What Could Be Scarier?

Doug Henwood dhenwood at panix.com
Mon Aug 2 11:39:13 PDT 1999


CounterPunch wrote:


>kirsten asks:
>
> >[and a major argument against "socialized" medicine is quality of care?
> >what could be scarier than this example of free market medicine?]
>
>How about this...
>
>Today's Lesson From The Wave Principle of Human Social Behavior
>
>by Robert L. Prechter

Ah yes, Robert Prechter, of Gainesville, Ga., the "broiler capital of the world." He got famous in the 1980s using the Elliott Wave technique, a discipline developed by a retired accountant that purports to read patterns in market movements. Up moves break into five alternating up & down waves - 3 ups, broken by two downs, with the middle up move the grandest of the lot. The periodicity of these moves range from moments to centuries, each wave decomposable into smaller waves of similar structure.

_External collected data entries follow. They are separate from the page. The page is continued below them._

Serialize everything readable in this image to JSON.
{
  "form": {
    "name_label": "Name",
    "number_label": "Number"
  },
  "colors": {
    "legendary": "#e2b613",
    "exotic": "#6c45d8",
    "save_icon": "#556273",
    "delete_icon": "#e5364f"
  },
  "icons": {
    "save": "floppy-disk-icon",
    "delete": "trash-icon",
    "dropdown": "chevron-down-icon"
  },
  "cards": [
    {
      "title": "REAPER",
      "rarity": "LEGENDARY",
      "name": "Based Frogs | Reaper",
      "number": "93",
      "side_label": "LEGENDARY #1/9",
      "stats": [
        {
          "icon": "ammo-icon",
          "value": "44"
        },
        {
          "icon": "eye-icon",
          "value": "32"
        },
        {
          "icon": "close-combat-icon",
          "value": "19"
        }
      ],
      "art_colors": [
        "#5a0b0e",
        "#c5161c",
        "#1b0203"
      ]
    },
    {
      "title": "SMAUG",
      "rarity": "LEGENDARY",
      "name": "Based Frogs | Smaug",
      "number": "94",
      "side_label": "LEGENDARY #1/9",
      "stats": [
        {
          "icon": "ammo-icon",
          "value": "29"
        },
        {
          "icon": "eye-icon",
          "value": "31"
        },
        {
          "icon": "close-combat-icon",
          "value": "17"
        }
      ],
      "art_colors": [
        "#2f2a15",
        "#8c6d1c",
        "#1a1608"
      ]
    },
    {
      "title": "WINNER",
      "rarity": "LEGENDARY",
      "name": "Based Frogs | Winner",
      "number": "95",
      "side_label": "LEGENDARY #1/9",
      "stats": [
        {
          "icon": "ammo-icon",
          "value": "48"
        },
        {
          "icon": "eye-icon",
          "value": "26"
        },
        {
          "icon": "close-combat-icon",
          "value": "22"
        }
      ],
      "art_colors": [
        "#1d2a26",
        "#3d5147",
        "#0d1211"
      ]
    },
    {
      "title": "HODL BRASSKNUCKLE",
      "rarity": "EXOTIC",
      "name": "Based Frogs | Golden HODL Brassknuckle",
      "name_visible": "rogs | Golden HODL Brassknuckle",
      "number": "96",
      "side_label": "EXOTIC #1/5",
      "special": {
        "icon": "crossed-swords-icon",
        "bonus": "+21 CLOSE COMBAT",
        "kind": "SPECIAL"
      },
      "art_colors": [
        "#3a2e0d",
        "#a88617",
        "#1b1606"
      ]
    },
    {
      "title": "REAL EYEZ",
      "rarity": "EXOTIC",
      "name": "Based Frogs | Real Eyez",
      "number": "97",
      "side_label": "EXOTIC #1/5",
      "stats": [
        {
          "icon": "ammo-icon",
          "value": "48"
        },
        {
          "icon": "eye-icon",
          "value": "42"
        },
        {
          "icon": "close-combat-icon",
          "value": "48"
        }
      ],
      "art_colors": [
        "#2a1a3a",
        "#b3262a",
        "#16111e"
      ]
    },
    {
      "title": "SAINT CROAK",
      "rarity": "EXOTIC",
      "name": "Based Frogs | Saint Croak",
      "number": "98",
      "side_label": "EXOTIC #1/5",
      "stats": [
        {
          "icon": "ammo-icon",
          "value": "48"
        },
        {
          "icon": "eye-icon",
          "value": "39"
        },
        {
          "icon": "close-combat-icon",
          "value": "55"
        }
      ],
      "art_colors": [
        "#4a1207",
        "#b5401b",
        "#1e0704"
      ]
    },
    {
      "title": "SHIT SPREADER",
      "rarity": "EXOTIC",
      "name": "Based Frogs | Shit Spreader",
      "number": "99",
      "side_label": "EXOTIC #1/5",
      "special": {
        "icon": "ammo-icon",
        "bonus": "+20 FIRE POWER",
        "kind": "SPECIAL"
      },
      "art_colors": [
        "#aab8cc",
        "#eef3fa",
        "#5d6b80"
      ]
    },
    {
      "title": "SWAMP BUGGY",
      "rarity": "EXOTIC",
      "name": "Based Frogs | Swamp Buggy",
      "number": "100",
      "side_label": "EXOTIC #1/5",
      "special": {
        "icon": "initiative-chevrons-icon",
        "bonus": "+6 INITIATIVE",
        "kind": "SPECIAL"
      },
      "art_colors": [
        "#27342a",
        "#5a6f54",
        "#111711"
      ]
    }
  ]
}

Prechter said that the bull market of the 1980s was the fifth (and final) upwave of a Grand Supercycle wave for the U.S. that began in 1789; after the market peaked at Dow 3686 (he's got a Fibonacci technique for picking magic numbers) all hell was to break loose, as the Dow revisited 1932's lows and the U.S. experienced comprehensive breakdown.

His other efforts in tying pop culture to the stock market include an argument that "girl groups" are popular in corrective phases and late 1970s/early 1980s punk rock was, like nihilism, the product of a bear market.